El cigoñal era responsabilidad de cada campesino, pero la noria pertenecía al Estado. Así que Sabni se encontró de nuevo en el despacho de Teodoro. En su ausencia, lo recibió un secretario que anotó la queja y remitió a Sabni al colega encargado del catastro. Este último verificó que el campamento existía y exigió una descripción precisa de la parte del propietario. La reparación de la noria no era de su incumbencia y presentó a Sabni al funcionario responsable de los riegos. Este último le formuló varias preguntas técnicas y anotó las respuestas. La noria tenía una existencia legal que él reconoció en el acto. El arreglo de las piezas de recambio pertenecía a otro servicio cuyos despachos estaban instalados al norte de la ciudad. Allí, el sumo sacerdote fue recibido por un viejo griego particularmente puntilloso; tras una larga entrevista precisó que sólo se ocupaba de las piezas de madera. Si se trataba de piezas de hierro, como Sabni había indicado, tenía que dirigirse al arsenal y preguntarle a un oficial. El sumo sacerdote no renunció hasta que acabó con la paciencia de los soldados que se negaban a escucharle; cuando por fin fue introducido en el despacho del intendente militar, no le fue permitido exponer el caso. Estaba prohibido utilizar piezas de metal en asuntos de tipo civil hasta nueva orden, ya que se encontraban en estado de alerta. Inadmisible, la petición ni siquiera fue registrada.

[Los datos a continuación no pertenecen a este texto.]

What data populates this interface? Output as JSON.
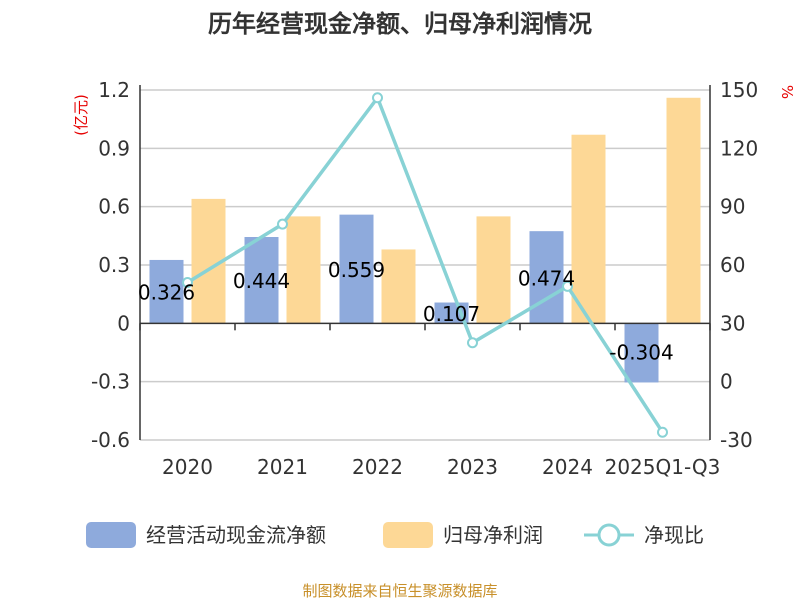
{
  "chart_data": {
    "type": "bar",
    "title": "历年经营现金净额、归母净利润情况",
    "categories": [
      "2020",
      "2021",
      "2022",
      "2023",
      "2024",
      "2025Q1-Q3"
    ],
    "y_left": {
      "unit": "(亿元)",
      "range": [
        -0.6,
        1.2
      ],
      "ticks": [
        "1.2",
        "0.9",
        "0.6",
        "0.3",
        "0",
        "-0.3",
        "-0.6"
      ]
    },
    "y_right": {
      "unit": "%",
      "range": [
        -30,
        150
      ],
      "ticks": [
        "150",
        "120",
        "90",
        "60",
        "30",
        "0",
        "-30"
      ]
    },
    "series": [
      {
        "name": "经营活动现金流净额",
        "type": "bar",
        "axis": "left",
        "color": "#8eaadc",
        "values": [
          0.326,
          0.444,
          0.559,
          0.107,
          0.474,
          -0.304
        ],
        "labels": [
          "0.326",
          "0.444",
          "0.559",
          "0.107",
          "0.474",
          "-0.304"
        ]
      },
      {
        "name": "归母净利润",
        "type": "bar",
        "axis": "left",
        "color": "#fdd896",
        "values": [
          0.64,
          0.55,
          0.38,
          0.55,
          0.97,
          1.16
        ]
      },
      {
        "name": "净现比",
        "type": "line",
        "axis": "right",
        "color": "#88d2d5",
        "values": [
          51,
          81,
          146,
          20,
          49,
          -26
        ]
      }
    ],
    "grid": true,
    "legend": "bottom"
  },
  "footer": {
    "source": "制图数据来自恒生聚源数据库"
  }
}
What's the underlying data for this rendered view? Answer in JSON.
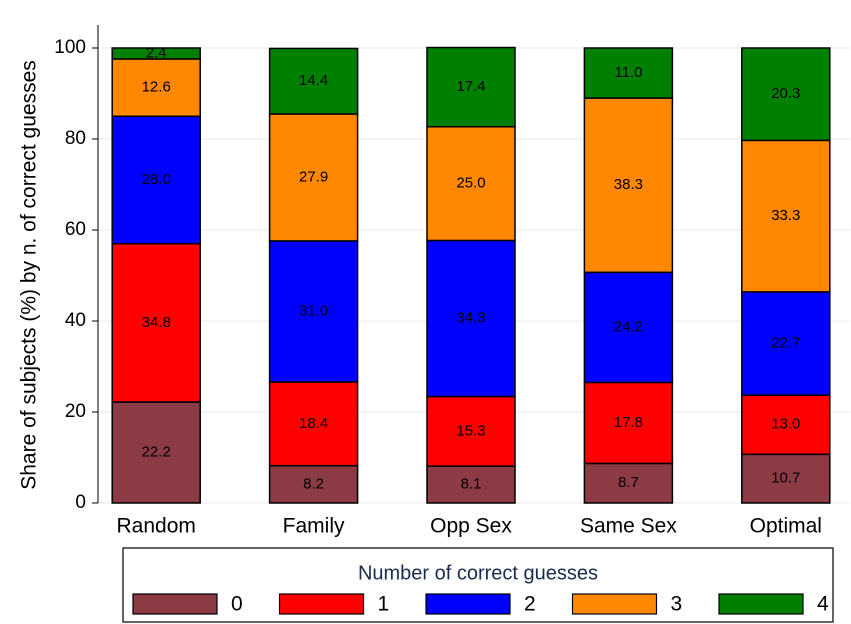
{
  "chart_data": {
    "type": "stacked_bar",
    "ylabel": "Share of subjects (%) by n. of correct guesses",
    "categories": [
      "Random",
      "Family",
      "Opp Sex",
      "Same Sex",
      "Optimal"
    ],
    "legend_title": "Number of correct guesses",
    "legend_position": "bottom",
    "series": [
      {
        "name": "0",
        "color": "#8c3a44",
        "values": [
          22.2,
          8.2,
          8.1,
          8.7,
          10.7
        ],
        "value_labels": [
          "22.2",
          "8.2",
          "8.1",
          "8.7",
          "10.7"
        ]
      },
      {
        "name": "1",
        "color": "#ff0000",
        "values": [
          34.8,
          18.4,
          15.3,
          17.8,
          13.0
        ],
        "value_labels": [
          "34.8",
          "18.4",
          "15.3",
          "17.8",
          "13.0"
        ]
      },
      {
        "name": "2",
        "color": "#0000ff",
        "values": [
          28.0,
          31.0,
          34.3,
          24.2,
          22.7
        ],
        "value_labels": [
          "28.0",
          "31.0",
          "34.3",
          "24.2",
          "22.7"
        ]
      },
      {
        "name": "3",
        "color": "#ff8800",
        "values": [
          12.6,
          27.9,
          25.0,
          38.3,
          33.3
        ],
        "value_labels": [
          "12.6",
          "27.9",
          "25.0",
          "38.3",
          "33.3"
        ]
      },
      {
        "name": "4",
        "color": "#008000",
        "values": [
          2.4,
          14.4,
          17.4,
          11.0,
          20.3
        ],
        "value_labels": [
          "2.4",
          "14.4",
          "17.4",
          "11.0",
          "20.3"
        ]
      }
    ],
    "ylim": [
      0,
      100
    ],
    "yticks": [
      0,
      20,
      40,
      60,
      80,
      100
    ],
    "grid": true
  }
}
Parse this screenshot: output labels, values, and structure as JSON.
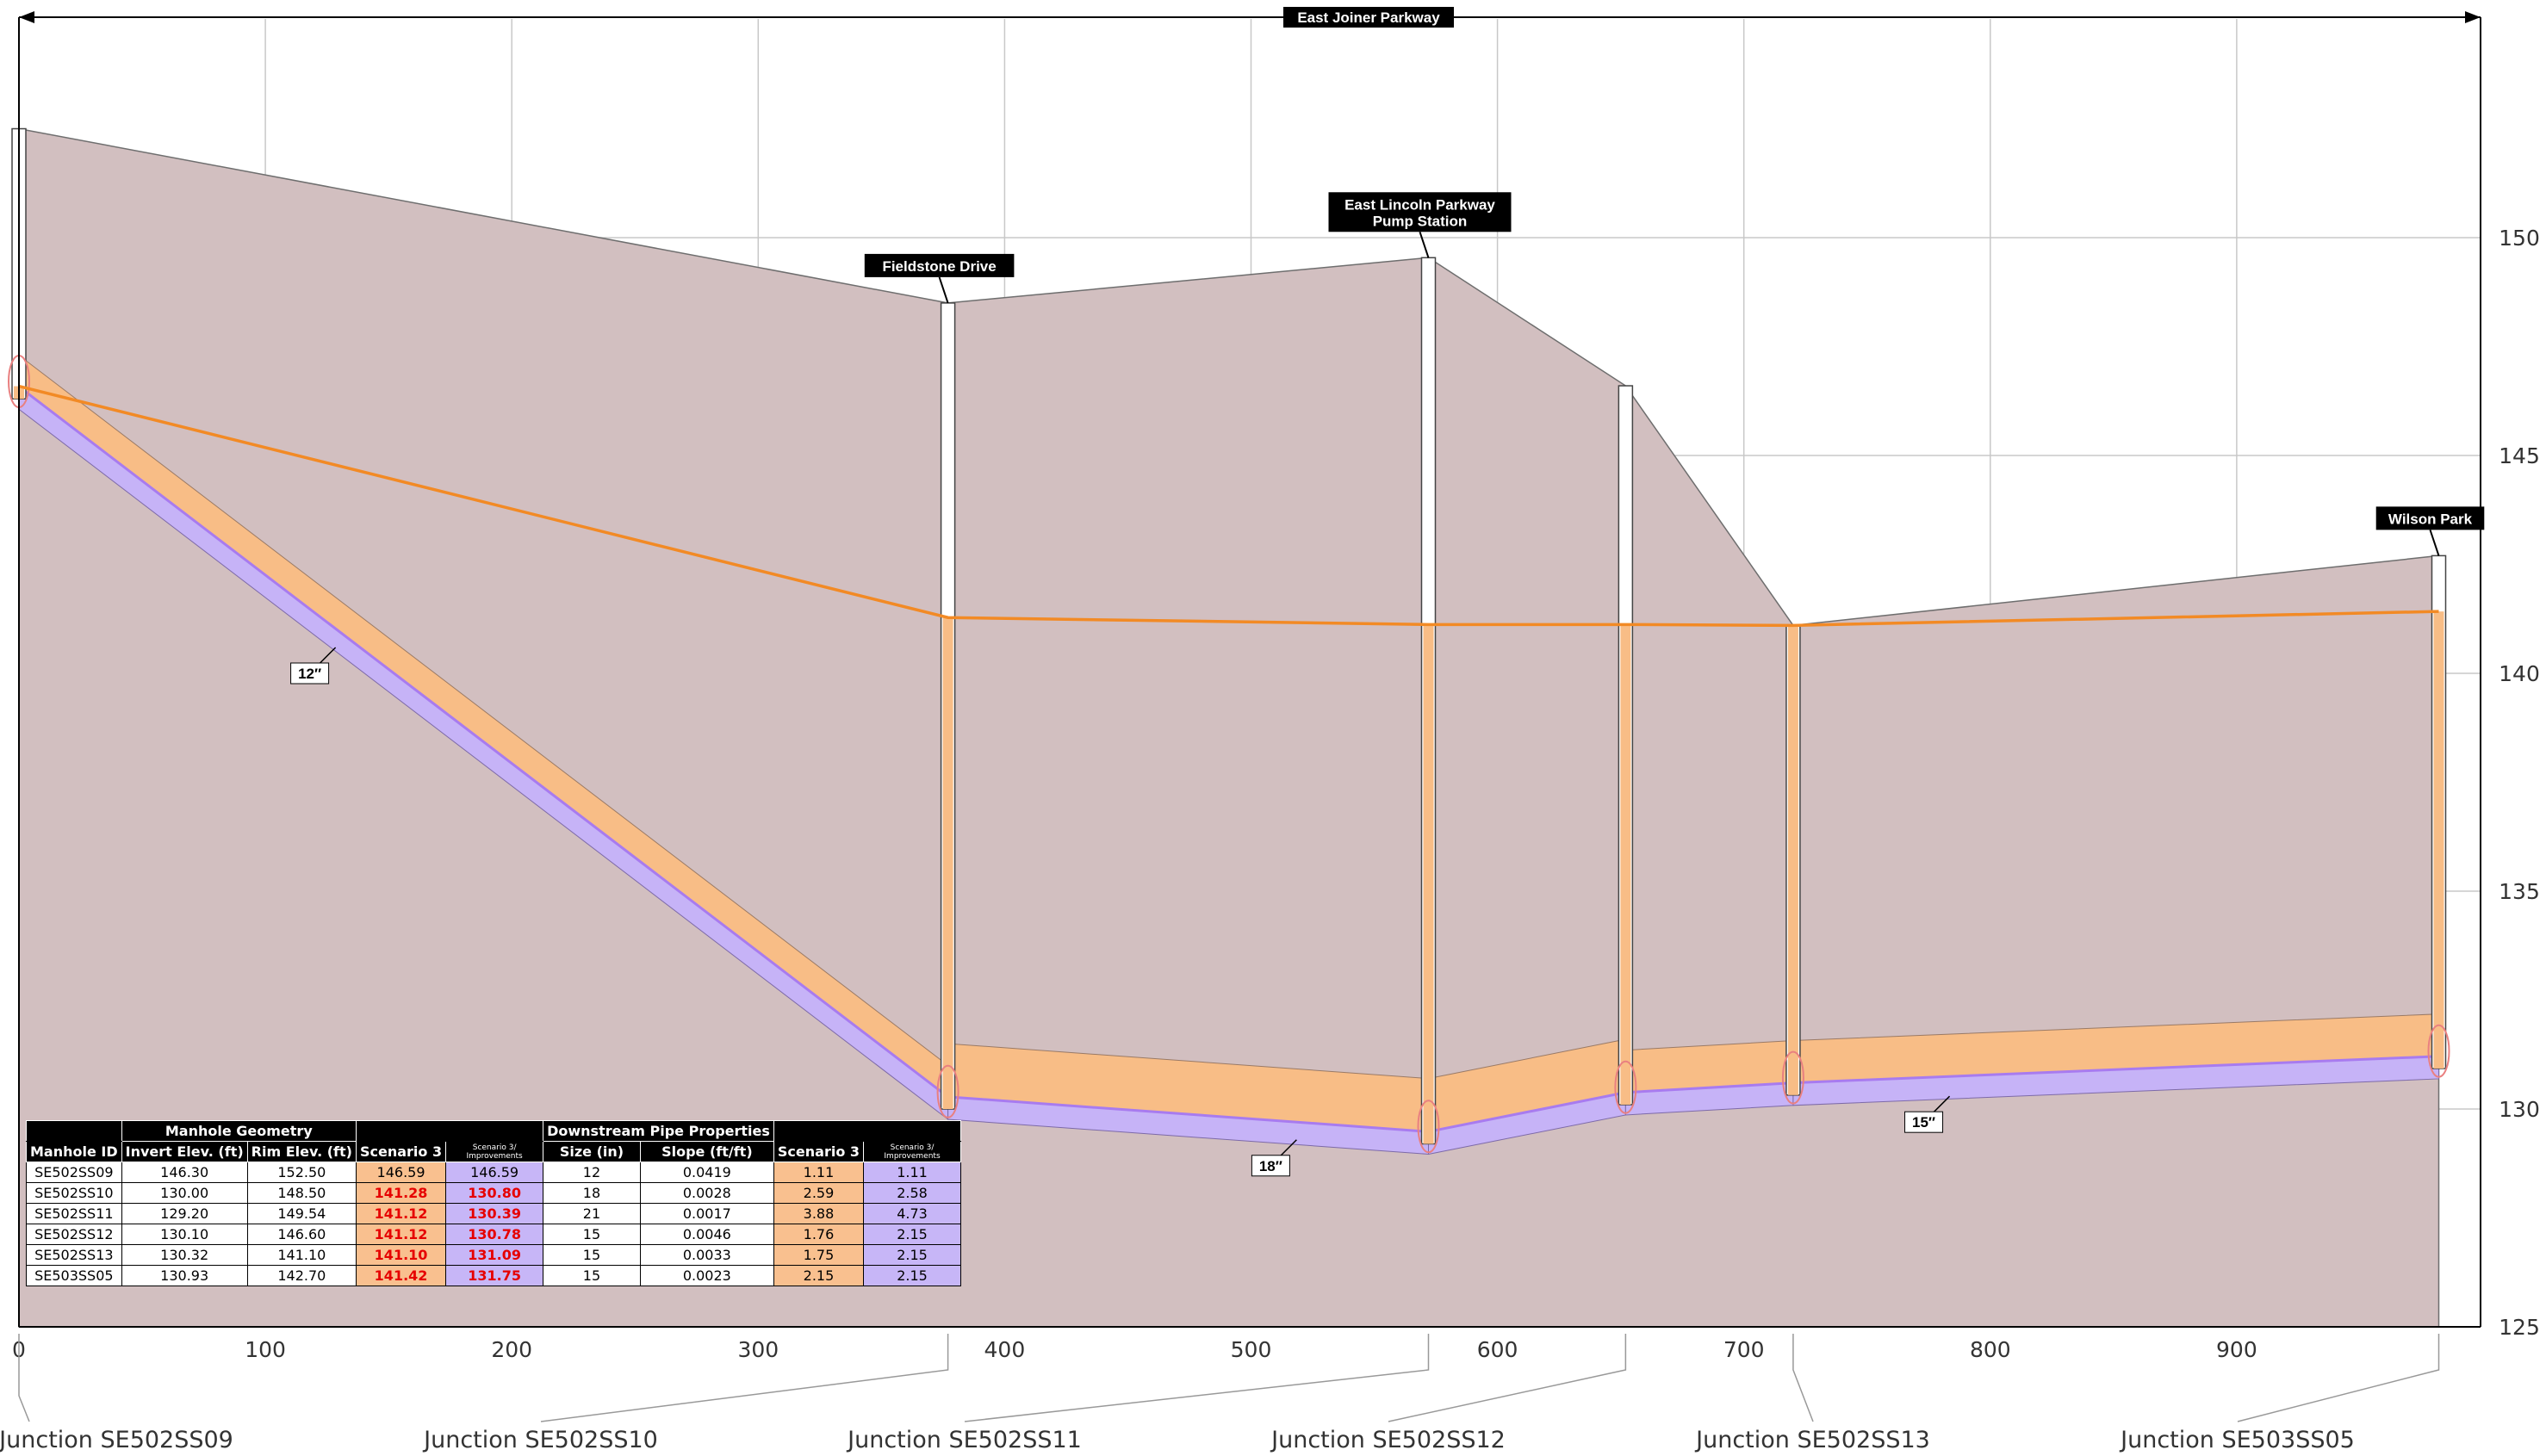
{
  "chart_data": {
    "type": "line",
    "title": "East Joiner Parkway",
    "x_ticks": [
      "0",
      "100",
      "200",
      "300",
      "400",
      "500",
      "600",
      "700",
      "800",
      "900"
    ],
    "y_ticks": [
      "125",
      "130",
      "135",
      "140",
      "145",
      "150"
    ],
    "xlim": [
      0,
      1000
    ],
    "ylim": [
      125,
      153
    ],
    "grid": true,
    "manholes": [
      {
        "id": "SE502SS09",
        "station": 0,
        "invert": 146.3,
        "rim": 152.5,
        "hgl": 146.59,
        "junction": "Junction SE502SS09",
        "callout": ""
      },
      {
        "id": "SE502SS10",
        "station": 377,
        "invert": 130.0,
        "rim": 148.5,
        "hgl": 141.28,
        "junction": "Junction SE502SS10",
        "callout": "Fieldstone Drive"
      },
      {
        "id": "SE502SS11",
        "station": 572,
        "invert": 129.2,
        "rim": 149.54,
        "hgl": 141.12,
        "junction": "Junction SE502SS11",
        "callout": "East Lincoln Parkway\nPump Station"
      },
      {
        "id": "SE502SS12",
        "station": 652,
        "invert": 130.1,
        "rim": 146.6,
        "hgl": 141.12,
        "junction": "Junction SE502SS12",
        "callout": ""
      },
      {
        "id": "SE502SS13",
        "station": 720,
        "invert": 130.32,
        "rim": 141.1,
        "hgl": 141.1,
        "junction": "Junction SE502SS13",
        "callout": ""
      },
      {
        "id": "SE503SS05",
        "station": 982,
        "invert": 130.93,
        "rim": 142.7,
        "hgl": 141.42,
        "junction": "Junction SE503SS05",
        "callout": "Wilson Park"
      }
    ],
    "pipe_size_labels": [
      {
        "text": "12″",
        "station": 118,
        "elev": 140.0
      },
      {
        "text": "18″",
        "station": 508,
        "elev": 128.7
      },
      {
        "text": "15″",
        "station": 773,
        "elev": 129.7
      }
    ],
    "colors": {
      "ground": "#d2bfc0",
      "hgl": "#f28a25",
      "pipe_existing": "#f8bd86",
      "pipe_improved": "#c6b3f7",
      "improved_line": "#a87bef",
      "grid": "#c8c8c8"
    }
  },
  "table": {
    "group_headers": {
      "geometry": "Manhole Geometry",
      "downstream": "Downstream Pipe Properties"
    },
    "columns": [
      "Manhole ID",
      "Invert Elev. (ft)",
      "Rim Elev. (ft)",
      "Scenario 3",
      "Scenario 3/ Improvements",
      "Size (in)",
      "Slope (ft/ft)",
      "Scenario 3",
      "Scenario 3/ Improvements"
    ],
    "rows": [
      [
        "SE502SS09",
        "146.30",
        "152.50",
        "146.59",
        "146.59",
        "12",
        "0.0419",
        "1.11",
        "1.11"
      ],
      [
        "SE502SS10",
        "130.00",
        "148.50",
        "141.28",
        "130.80",
        "18",
        "0.0028",
        "2.59",
        "2.58"
      ],
      [
        "SE502SS11",
        "129.20",
        "149.54",
        "141.12",
        "130.39",
        "21",
        "0.0017",
        "3.88",
        "4.73"
      ],
      [
        "SE502SS12",
        "130.10",
        "146.60",
        "141.12",
        "130.78",
        "15",
        "0.0046",
        "1.76",
        "2.15"
      ],
      [
        "SE502SS13",
        "130.32",
        "141.10",
        "141.10",
        "131.09",
        "15",
        "0.0033",
        "1.75",
        "2.15"
      ],
      [
        "SE503SS05",
        "130.93",
        "142.70",
        "141.42",
        "131.75",
        "15",
        "0.0023",
        "2.15",
        "2.15"
      ]
    ],
    "highlight_red": [
      [
        false,
        false
      ],
      [
        true,
        true
      ],
      [
        true,
        true
      ],
      [
        true,
        true
      ],
      [
        true,
        true
      ],
      [
        true,
        true
      ]
    ]
  }
}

Sabni montó en cólera mientras izaba la vela del barco que le llevaría al templo. Así que el obispo quería destruir File poco a poco, privándole de los medios de vida que habían acordado con el prefecto. Sin ira, sin violencia, la más implacable de las guerras comenzaba. Unos meses antes se habría dejado llevar por la desesperación; el amor de Isis le había transformado. Había paladeado la felicidad y no quería perderla.